Every human being on this planet struggles, at times, with their innate need to learn and grow. As unique creations, we deal with that need in different ways. My younger self dealt with a heavily deflated sense of confidence and a level of shyness and introversion that made self-expression somewhat undesirable. Something had to happen in those tumultuous, teenage years. I needed an outlet. As luck would have it, I encountered Mr. Freebairn in my high school English literature class.
I had been an avid reader for years with a voracious appetite for history, biographies, science fiction, and fantasy. My mother tells the story to her friends and acquaintances that I would climb up into her lap and ask her for words. It seems that the natural order of things led me right into the solution for my dilemma.
In Freebairn’s class I encountered poetry and words that captivated me. I must admit that I have a natural love of and flair for the dramatic. My spirit is inclined to lofty places filled with high emotions. As a teenager I discovered that the heroic strains of Tennyson or the deep and brooding thoughts of Coleridge were a salve for my pent-up soul. I wanted grand scenes and intense emotional undercurrents that pushed the envelope of my persona. I found these things in the poetry of the masters and in music as well. I became a devotee of musical groups such as Rush that delivered lyrical feasts for their listeners and musical artistry that inspired and screamed possibilities.

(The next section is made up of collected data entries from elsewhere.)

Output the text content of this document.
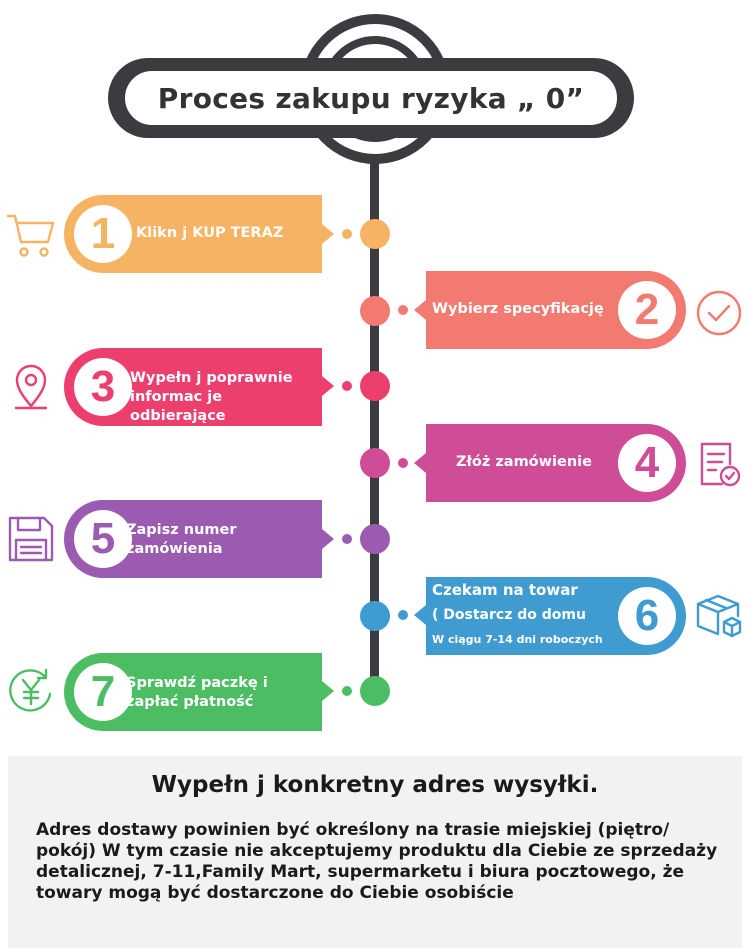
Proces zakupu ryzyka „ 0”
1	Klikn j KUP TERAZ
Wybierz specyfikację 2
3	Wypełn j poprawnie
informac je odbierające
Złóż zamówienie 4
5 Zapisz numer
zamówienia
Czekam na towar
( Dostarcz do domu
W ciągu 7-14 dni roboczych 6
7 Sprawdź paczkę i
zapłać płatność
Wypełn j konkretny adres wysyłki.
Adres dostawy powinien być określony na trasie miejskiej (piętro/ pokój) W tym czasie nie akceptujemy produktu dla Ciebie ze sprzedaży detalicznej, 7-11,Family Mart, supermarketu i biura pocztowego, że towary mogą być dostarczone do Ciebie osobiście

In this time poetry became my default outlet. Swathed in the warmth and comfort of my newfound love for literature and music, I found my own voice and began to pour out the thoughts and ideas that had been surging and crashing against the walls of my soul. As that process evolved, I learned something else very important about myself. I discovered in the outpouring of words and emotions that I was a hopeless romantic. I found that I had a heart attuned to the frequencies of love, joy, and pain. My empathy was beginning to show, and I discovered that I felt at home when I was expressing my emotions in the written word. Things I would not say out loud I could write with complete freedom.
When the storms of teenage angst threatened to overwhelm me, I could write and soothe the beast that threatened to tear at my world. When unrequited love brought gloom to my door, I needed only to express that love in words and drown the darkness in the light of literary joy. Words are joy, pain, life, adventure, love, introspection and intense moments of loss. Words are a window and a door to the universe of our experience.
Writing in general, and poetry in particular, has provided me with a lifelong tool of expression and creativity that brightens my existence and helps me to share myself with those around me. My greatest hope and personal expectation is that in the same way my love of poetry and words opened me up to the world around me, my words might find purchase in the life of another and spark their journey of self-expression and growth.